The undead get ready
About 20 people attended the attack-planning party at Muntean's house Monday. Muntean was expecting more; He kept popping up from his chair on the back porch, muttering, "Where are all the zombies?"
The actors discussed zombie-related issues such as walking style and costume. "I was gonna just dress how I normally dress and make it seem like I had been attacked," said clothing designer Bonnie McManners.
They also wondered whether the American Idol producers had been tipped off. Muntean was not worried about that.
"Their only resource would be to tell security, 'If you see zombies, tell them to leave,'" he said.

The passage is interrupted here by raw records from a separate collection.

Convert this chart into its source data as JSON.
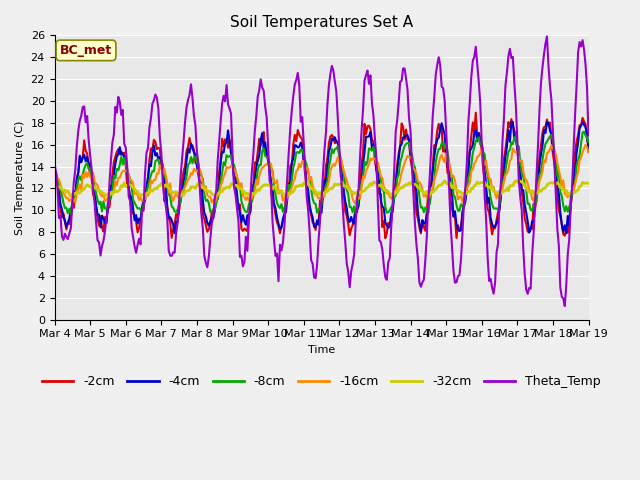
{
  "title": "Soil Temperatures Set A",
  "xlabel": "Time",
  "ylabel": "Soil Temperature (C)",
  "annotation": "BC_met",
  "ylim": [
    0,
    26
  ],
  "yticks": [
    0,
    2,
    4,
    6,
    8,
    10,
    12,
    14,
    16,
    18,
    20,
    22,
    24,
    26
  ],
  "n_days": 15,
  "x_labels": [
    "Mar 4",
    "Mar 5",
    "Mar 6",
    "Mar 7",
    "Mar 8",
    "Mar 9",
    "Mar 10",
    "Mar 11",
    "Mar 12",
    "Mar 13",
    "Mar 14",
    "Mar 15",
    "Mar 16",
    "Mar 17",
    "Mar 18",
    "Mar 19"
  ],
  "series_labels": [
    "-2cm",
    "-4cm",
    "-8cm",
    "-16cm",
    "-32cm",
    "Theta_Temp"
  ],
  "series_colors": [
    "#dd0000",
    "#0000cc",
    "#00aa00",
    "#ff8800",
    "#cccc00",
    "#9900cc"
  ],
  "series_linewidths": [
    1.5,
    1.5,
    1.5,
    1.5,
    2.0,
    1.5
  ],
  "plot_bg_color": "#e8e8e8",
  "fig_bg_color": "#f0f0f0",
  "grid_color": "#ffffff",
  "title_fontsize": 11,
  "axis_fontsize": 8,
  "legend_fontsize": 9,
  "annotation_fontsize": 9,
  "annotation_color": "#880000",
  "annotation_bg": "#ffffcc",
  "annotation_edge": "#888800"
}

Carey Olfers, who works for a health insurance company, felt less sure.
"I don't really know what the legal ramifications of a zombie horde are," he said.
Muntean passed out a flyer reading "DON'T TOUCH THE NORMALS!" He stressed that the zombies should keep to themselves and that the event was meant to be fun, not mean or violent.
The zombies met in Muntean's back yard on Thursday morning. Samantha Inoue Harte, an animator and professional makeup artist, was in charge of the gore. She smeared their faces with make-up, a gelatin mix, liquid latex and fake blood made from corn syrup, chocolate syrup and food coloring. The zombies practiced shuffling, smoked cigarettes and checked their make-up in a window. "Zombie," by The Cranberries, was playing.
When zombies attack
The scene at the Erwin Center that morning was calm. Lt. James Gabriel of the UT Police Department said the event was "going very smoothly," and that the UTPD did not anticipate any problems.
Then the zombies arrived. And the pop-star hopefuls leered and giggled. The media swarmed around the zombies as if they, too, were hungry for flesh.
Kalleen Chilcote, a UT fine arts graduate student, moaned and dragged one leg behind her like a classic zombie. The zombies - all except for Plan II senior Mike Ferstenfeld - signed release forms to appear on Fox TV.
"We've turned into prostitutes for 'American Idol,'" Ferstenfeld said.
When asked why he decided not to be filmed by the "Idol" crew, he said, "Oh, I don't know."
Muntean reports that "American Idol" has asked Chilcote to return in zombie makeup for an audition on the show, but that she will probably decline.
He added that he decided to sign the consent form and participate in the Idol shot because he was worried about being kicked out by the police if he didn't.
The police at the event were certainly keeping an eye on the zombies. The Austin Police Department says there is no history of zombie-related crime in the city.
"In this office, we mostly deal with serious crimes: rape, assault and robbery," said APD spokeswoman Toni Chovanetz. "Zombie-related crimes - I don't think that's ever been brought to our attention."